Prokuratura żąda 27 lat więzienia dla Ahmada al-K., któremu zarzuca udział w egzekucji syryjskiego żołnierza. Syryjczykowi przyznano wcześniej azyl w Niderlandach. Dwa lata temu holenderska policja aresztowała syryjskiego dżihadystę Ahmada al-K. pod zarzutem udziału w zbrodniach wojennych w Syrii.
Mężczyzna uzyskał w 2014 r. azyl w Niderlandach.
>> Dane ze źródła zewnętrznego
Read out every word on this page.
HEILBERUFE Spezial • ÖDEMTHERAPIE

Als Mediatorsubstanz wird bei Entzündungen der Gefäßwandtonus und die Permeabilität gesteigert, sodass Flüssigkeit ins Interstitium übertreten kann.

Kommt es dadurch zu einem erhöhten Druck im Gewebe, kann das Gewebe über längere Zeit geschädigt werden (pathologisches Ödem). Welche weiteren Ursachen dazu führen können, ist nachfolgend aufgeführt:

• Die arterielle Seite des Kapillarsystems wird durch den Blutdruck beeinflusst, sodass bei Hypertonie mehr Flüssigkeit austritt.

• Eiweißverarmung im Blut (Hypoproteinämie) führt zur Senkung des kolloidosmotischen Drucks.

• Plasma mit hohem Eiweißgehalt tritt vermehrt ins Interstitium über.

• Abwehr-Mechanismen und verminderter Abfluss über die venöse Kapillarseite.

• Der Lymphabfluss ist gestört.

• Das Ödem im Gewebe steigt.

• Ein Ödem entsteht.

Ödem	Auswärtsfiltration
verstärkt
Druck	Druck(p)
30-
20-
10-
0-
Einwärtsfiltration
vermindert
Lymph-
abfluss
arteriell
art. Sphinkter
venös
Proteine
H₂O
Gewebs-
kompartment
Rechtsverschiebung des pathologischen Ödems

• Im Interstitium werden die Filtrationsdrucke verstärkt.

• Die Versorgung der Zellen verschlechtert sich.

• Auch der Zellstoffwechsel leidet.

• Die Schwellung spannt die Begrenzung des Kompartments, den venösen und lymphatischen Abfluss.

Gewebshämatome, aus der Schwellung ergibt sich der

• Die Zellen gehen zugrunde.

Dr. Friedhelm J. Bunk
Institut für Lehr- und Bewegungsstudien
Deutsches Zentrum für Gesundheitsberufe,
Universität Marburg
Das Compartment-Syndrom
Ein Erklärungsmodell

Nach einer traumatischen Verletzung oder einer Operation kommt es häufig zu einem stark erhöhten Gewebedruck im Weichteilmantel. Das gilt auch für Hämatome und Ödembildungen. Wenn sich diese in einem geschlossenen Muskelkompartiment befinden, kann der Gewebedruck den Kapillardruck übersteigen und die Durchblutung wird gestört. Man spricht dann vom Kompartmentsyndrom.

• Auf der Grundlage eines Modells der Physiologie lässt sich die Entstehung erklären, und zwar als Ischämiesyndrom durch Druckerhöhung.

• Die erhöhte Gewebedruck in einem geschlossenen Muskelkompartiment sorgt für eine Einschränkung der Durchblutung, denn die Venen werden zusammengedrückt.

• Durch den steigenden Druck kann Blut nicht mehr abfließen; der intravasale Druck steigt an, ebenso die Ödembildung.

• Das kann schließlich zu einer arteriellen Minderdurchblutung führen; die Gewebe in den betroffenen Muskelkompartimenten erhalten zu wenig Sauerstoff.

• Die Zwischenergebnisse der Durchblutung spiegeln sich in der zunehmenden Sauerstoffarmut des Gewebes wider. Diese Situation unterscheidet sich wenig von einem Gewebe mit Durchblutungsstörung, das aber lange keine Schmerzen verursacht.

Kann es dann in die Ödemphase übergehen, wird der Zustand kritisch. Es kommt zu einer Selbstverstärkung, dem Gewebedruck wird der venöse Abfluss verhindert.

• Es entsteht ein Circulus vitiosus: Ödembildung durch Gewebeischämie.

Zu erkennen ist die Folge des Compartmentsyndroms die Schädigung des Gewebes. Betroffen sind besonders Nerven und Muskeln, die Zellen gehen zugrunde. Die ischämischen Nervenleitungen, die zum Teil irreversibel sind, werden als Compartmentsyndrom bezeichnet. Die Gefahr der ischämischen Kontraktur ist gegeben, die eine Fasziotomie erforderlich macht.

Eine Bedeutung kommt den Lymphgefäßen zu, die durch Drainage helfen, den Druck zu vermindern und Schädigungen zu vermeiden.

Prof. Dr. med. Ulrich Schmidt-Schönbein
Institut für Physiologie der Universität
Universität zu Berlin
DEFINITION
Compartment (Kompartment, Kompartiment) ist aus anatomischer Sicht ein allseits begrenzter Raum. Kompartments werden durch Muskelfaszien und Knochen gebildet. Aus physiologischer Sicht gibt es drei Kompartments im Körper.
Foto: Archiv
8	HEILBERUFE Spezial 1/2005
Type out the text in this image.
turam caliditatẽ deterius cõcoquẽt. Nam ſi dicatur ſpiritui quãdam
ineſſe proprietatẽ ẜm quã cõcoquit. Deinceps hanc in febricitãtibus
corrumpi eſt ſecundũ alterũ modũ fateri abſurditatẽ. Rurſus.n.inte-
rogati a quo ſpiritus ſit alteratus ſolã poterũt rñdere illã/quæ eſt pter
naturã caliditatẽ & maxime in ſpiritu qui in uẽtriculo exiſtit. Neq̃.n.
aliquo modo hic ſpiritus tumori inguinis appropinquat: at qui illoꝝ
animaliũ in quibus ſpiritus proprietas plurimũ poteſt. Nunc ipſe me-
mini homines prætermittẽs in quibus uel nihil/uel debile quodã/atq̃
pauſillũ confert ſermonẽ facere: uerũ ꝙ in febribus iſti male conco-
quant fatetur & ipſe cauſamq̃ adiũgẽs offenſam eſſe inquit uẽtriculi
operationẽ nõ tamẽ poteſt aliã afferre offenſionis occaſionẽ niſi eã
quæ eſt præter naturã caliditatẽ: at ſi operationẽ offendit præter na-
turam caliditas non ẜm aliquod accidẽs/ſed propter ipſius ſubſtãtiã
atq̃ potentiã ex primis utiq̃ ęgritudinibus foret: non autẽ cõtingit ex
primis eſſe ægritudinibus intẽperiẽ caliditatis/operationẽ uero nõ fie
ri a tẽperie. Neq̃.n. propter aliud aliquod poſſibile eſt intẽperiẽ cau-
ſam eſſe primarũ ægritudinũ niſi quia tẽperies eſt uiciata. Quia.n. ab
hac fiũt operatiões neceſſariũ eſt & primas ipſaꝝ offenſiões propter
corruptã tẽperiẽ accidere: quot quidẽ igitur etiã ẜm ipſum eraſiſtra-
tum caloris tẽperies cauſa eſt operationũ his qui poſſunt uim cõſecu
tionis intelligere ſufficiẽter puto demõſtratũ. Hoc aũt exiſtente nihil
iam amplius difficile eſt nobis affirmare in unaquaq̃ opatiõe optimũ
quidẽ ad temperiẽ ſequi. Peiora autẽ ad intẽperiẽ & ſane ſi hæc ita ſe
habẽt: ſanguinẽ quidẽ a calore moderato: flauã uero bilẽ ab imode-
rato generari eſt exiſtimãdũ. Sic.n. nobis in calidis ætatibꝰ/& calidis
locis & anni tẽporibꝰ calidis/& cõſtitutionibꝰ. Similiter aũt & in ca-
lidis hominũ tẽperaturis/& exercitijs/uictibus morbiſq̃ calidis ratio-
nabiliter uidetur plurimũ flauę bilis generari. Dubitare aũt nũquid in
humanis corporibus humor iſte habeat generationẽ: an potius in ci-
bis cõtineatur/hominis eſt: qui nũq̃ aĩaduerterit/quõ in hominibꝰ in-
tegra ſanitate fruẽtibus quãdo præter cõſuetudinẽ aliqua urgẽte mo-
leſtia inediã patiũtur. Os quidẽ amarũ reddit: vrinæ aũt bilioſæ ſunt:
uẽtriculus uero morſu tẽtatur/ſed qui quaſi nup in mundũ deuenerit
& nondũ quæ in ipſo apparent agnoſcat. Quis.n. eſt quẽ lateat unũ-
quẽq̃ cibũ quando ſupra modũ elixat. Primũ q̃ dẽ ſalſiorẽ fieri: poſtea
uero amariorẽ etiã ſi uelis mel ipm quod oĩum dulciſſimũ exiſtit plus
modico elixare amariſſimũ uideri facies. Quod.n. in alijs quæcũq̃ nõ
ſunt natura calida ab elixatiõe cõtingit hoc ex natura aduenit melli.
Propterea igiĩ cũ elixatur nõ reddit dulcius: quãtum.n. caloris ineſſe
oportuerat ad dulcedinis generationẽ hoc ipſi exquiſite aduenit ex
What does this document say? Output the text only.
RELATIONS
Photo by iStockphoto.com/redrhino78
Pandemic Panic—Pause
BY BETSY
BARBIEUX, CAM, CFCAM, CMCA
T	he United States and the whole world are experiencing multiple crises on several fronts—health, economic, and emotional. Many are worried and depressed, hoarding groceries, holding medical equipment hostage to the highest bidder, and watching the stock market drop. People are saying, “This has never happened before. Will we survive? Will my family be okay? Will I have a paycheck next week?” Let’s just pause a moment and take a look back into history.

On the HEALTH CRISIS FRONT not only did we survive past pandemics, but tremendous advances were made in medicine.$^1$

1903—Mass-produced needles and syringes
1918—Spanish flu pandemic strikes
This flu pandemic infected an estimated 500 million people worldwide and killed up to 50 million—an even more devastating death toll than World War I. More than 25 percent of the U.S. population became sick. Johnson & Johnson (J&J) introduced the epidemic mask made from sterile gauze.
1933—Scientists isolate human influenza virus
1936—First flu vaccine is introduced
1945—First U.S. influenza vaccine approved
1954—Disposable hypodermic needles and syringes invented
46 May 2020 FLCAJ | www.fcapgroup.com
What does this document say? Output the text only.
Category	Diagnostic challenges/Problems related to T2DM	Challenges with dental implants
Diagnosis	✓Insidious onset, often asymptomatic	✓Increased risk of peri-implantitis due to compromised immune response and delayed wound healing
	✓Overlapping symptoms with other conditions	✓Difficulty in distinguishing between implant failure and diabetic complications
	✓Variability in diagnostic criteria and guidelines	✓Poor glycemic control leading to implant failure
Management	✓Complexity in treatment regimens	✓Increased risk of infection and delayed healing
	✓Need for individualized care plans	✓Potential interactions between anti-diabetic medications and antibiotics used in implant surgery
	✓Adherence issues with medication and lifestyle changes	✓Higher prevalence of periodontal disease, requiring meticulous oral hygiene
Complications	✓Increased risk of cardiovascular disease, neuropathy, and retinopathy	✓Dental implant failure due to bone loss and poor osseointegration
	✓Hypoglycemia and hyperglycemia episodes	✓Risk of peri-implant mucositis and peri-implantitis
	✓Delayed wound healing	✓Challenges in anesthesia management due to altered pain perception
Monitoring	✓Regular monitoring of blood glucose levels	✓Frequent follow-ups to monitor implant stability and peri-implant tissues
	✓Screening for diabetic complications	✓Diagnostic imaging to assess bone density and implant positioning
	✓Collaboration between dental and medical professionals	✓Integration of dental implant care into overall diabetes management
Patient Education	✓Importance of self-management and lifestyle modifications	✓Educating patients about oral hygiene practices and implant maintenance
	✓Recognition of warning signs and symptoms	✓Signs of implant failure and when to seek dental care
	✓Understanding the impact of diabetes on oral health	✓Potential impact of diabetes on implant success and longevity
W toku prowadzonego postępowania okazało się jednak, że był on członkiem grupy terrorystycznej Jabhat al-Nusra, gdzie działał pod pseudonimem Abu Khuder.
Prokuratura potwierdziła w piątek, że zażądała dla niego 27 lat więzienia za udział w egzekucji żołnierza w Syrii.
Z informacji przekazanej przez dziennik NRC wynika, że prokuratorzy dysponują dowodami, w tym filmami, które jednoznacznie wskazują na winę Syryjczyka.
Na filmach widać, jak Al-K. prowadzi, wraz z innymi bojownikami, poobijanego żołnierza nad brzeg rzeki, gdzie dokonują egzekucji. 49-letni Al-K. dobija rannego żołnierza z rewolweru.
Jak zauważa komentator gazety żądanie tak wysokiej kary dla dżihadysty jest wyjątkową sytuacją. W podobnych sprawach prokuratura zazwyczaj domaga się maksymalnie 6 lat pozbawienia wolności. Tym razem jest inaczej, bowiem śledczy dysponują nagraniami przestępstwa.